Sanctum Sanctorum · Track 79 · middle
The Manuscript Room
The Manuscript Room
Lyrics
Another climb. Up past the second floor. Past the fixed gazes of The Portrait Hall, where all the arguments are settled and framed. The air thins out. The steps narrow. Dust motes dance in the sliver of light from the high window. Here, on The Attic Landing, the house exhales a century of held breath. A left turn. I keep my eyes from the door to The Taxidermy Room, from the glass-eyed stillness of things that once ran. That is a different kind of history. Too final. Too neat. This is the one I need. The key is cold in the lock, where it’s been waiting since 1953. Or was it 1981? The lock doesn't care. And the door swings open on the silence. The smell of dry paper, brittle promises. Here is the monument to the second draft. The life rewritten, the one that never took. Under the single green lamp, the performance was meant to happen. Just stacks of paper now. Just the weight of every word. The old map table is scarred with compass points, journeys plotted to countries of the mind. The filing cabinets are labeled by year, but the years are fictions. '1928: The South American venture.' There was no venture. '1946: Letters to my son.' He never had one. This was the real work. Forging a better past. A performance for an audience of one, who was never quite convinced. The scent of oxidizing lignin has a sound, a low hum, the C-sharp of a promise breaking. I found the ledger once.
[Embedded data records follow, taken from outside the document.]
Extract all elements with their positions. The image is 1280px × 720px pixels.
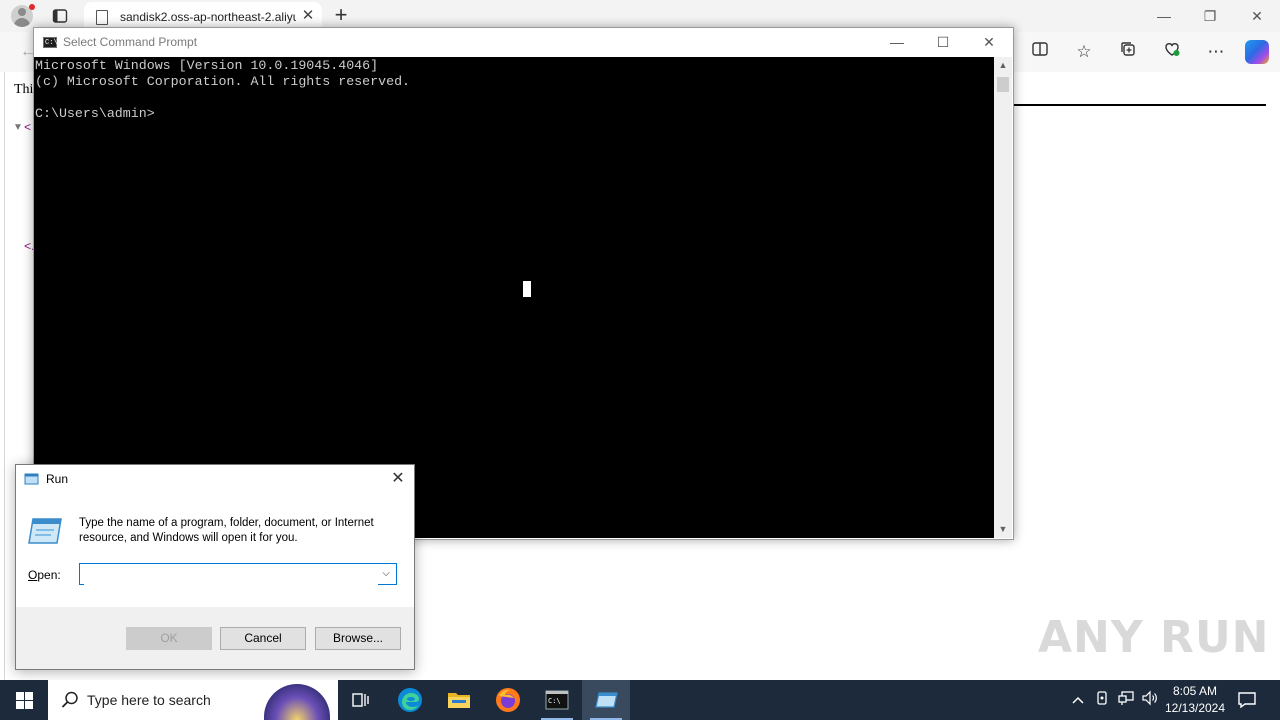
more-icon[interactable]: ⋯: [1204, 40, 1228, 64]
tab-close-icon[interactable]: ✕: [300, 8, 316, 24]
run-icon[interactable]: [582, 680, 630, 720]
console-line: (c) Microsoft Corporation. All rights re…: [35, 74, 411, 89]
open-label: Open:: [28, 568, 61, 582]
taskbar-search-box[interactable]: Type here to search: [48, 680, 338, 720]
network-icon[interactable]: [1116, 690, 1136, 710]
open-input[interactable]: [84, 565, 378, 585]
favorites-icon[interactable]: ☆: [1072, 40, 1096, 64]
anyrun-watermark: ANY RUN: [1038, 612, 1270, 663]
cmd-window-icon: C:\: [43, 37, 58, 48]
mouse-text-cursor: [523, 281, 531, 297]
split-screen-icon[interactable]: [1028, 40, 1052, 64]
profile-notification-dot: [29, 4, 35, 10]
xml-open-tag: <: [24, 121, 32, 135]
search-icon: [61, 691, 78, 708]
device-icon[interactable]: [1092, 690, 1112, 710]
run-program-icon: [28, 518, 62, 544]
page-icon: [96, 10, 108, 25]
open-label-accelerator: O: [28, 568, 38, 582]
new-tab-button[interactable]: +: [330, 4, 352, 27]
browser-essentials-icon[interactable]: [1160, 40, 1184, 64]
edge-icon[interactable]: [386, 680, 434, 720]
copilot-icon[interactable]: [1245, 40, 1269, 64]
scroll-up-arrow-icon[interactable]: ▲: [994, 57, 1012, 73]
taskbar: Type here to search C:\ 8:05 AM 12/13/20…: [0, 680, 1280, 720]
run-dialog[interactable]: Run ✕ Type the name of a program, folder…: [15, 464, 415, 670]
run-title-icon: [24, 473, 39, 485]
tray-chevron-up-icon[interactable]: [1068, 690, 1088, 710]
run-description: Type the name of a program, folder, docu…: [79, 517, 374, 544]
scroll-down-arrow-icon[interactable]: ▼: [994, 521, 1012, 537]
cmd-maximize-button[interactable]: ☐: [920, 28, 966, 57]
scrollbar-thumb[interactable]: [997, 77, 1009, 92]
file-explorer-icon[interactable]: [435, 680, 483, 720]
cmd-titlebar[interactable]: C:\ Select Command Prompt — ☐ ✕: [34, 28, 1013, 57]
chevron-down-icon[interactable]: ⌵: [380, 567, 392, 581]
console-line: Microsoft Windows [Version 10.0.19045.40…: [35, 58, 379, 73]
clock-time: 8:05 AM: [1172, 684, 1218, 698]
search-placeholder: Type here to search: [87, 692, 211, 708]
cmd-icon[interactable]: C:\: [533, 680, 581, 720]
cancel-button[interactable]: Cancel: [220, 627, 306, 650]
browser-restore-button[interactable]: ❐: [1187, 4, 1233, 28]
open-label-text: pen:: [37, 568, 61, 582]
xml-collapse-toggle-icon[interactable]: ▼: [13, 122, 23, 133]
cmd-scrollbar[interactable]: ▲ ▼: [994, 57, 1012, 538]
run-close-button[interactable]: ✕: [384, 467, 412, 491]
volume-icon[interactable]: [1140, 690, 1160, 710]
cmd-minimize-button[interactable]: —: [874, 28, 920, 57]
cmd-close-button[interactable]: ✕: [966, 28, 1012, 57]
run-dialog-title: Run: [46, 472, 69, 486]
console-prompt: C:\Users\admin>: [35, 106, 155, 121]
browser-close-button[interactable]: ✕: [1234, 4, 1280, 28]
collections-icon[interactable]: [1116, 40, 1140, 64]
cmd-window-title: Select Command Prompt: [63, 35, 198, 49]
taskbar-clock[interactable]: 8:05 AM 12/13/2024: [1160, 683, 1230, 717]
notification-icon[interactable]: [1236, 689, 1258, 711]
tab-title: sandisk2.oss-ap-northeast-2.aliyuncs.com: [120, 10, 296, 24]
svg-text:C:\: C:\: [548, 697, 561, 705]
start-button[interactable]: [0, 680, 48, 720]
task-view-icon[interactable]: [336, 680, 384, 720]
page-divider: [1012, 104, 1266, 106]
tab-actions-icon[interactable]: [50, 6, 70, 26]
page-text: Thi: [14, 82, 34, 97]
search-highlight-image: [264, 684, 330, 720]
ok-button[interactable]: OK: [126, 627, 212, 650]
open-combobox[interactable]: ⌵: [79, 563, 397, 585]
windows-logo-icon: [15, 691, 33, 709]
clock-date: 12/13/2024: [1164, 701, 1226, 715]
firefox-icon[interactable]: [484, 680, 532, 720]
browser-minimize-button[interactable]: —: [1141, 4, 1187, 28]
browse-button[interactable]: Browse...: [315, 627, 401, 650]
The one that catalogues the others. Page one hundred, it reads: 'An attic room, containing the ledgers.' It describes this light, this dust. It describes a man standing by the table, remembering, or remembering being remembered. It knew I was coming. And the door swings open on the silence. The smell of dry paper, brittle promises. Here is the monument to the second draft. The life rewritten, the one that never took. Under the single green lamp, the performance was meant to happen. Just stacks of paper now. Just the weight of every word. On the north wall, a rectangle of clean wallpaper. Where something hung. A diploma? A map? The first page, framed? Some stories don't even make it to the page. They just leave a clean space where the dust couldn't settle.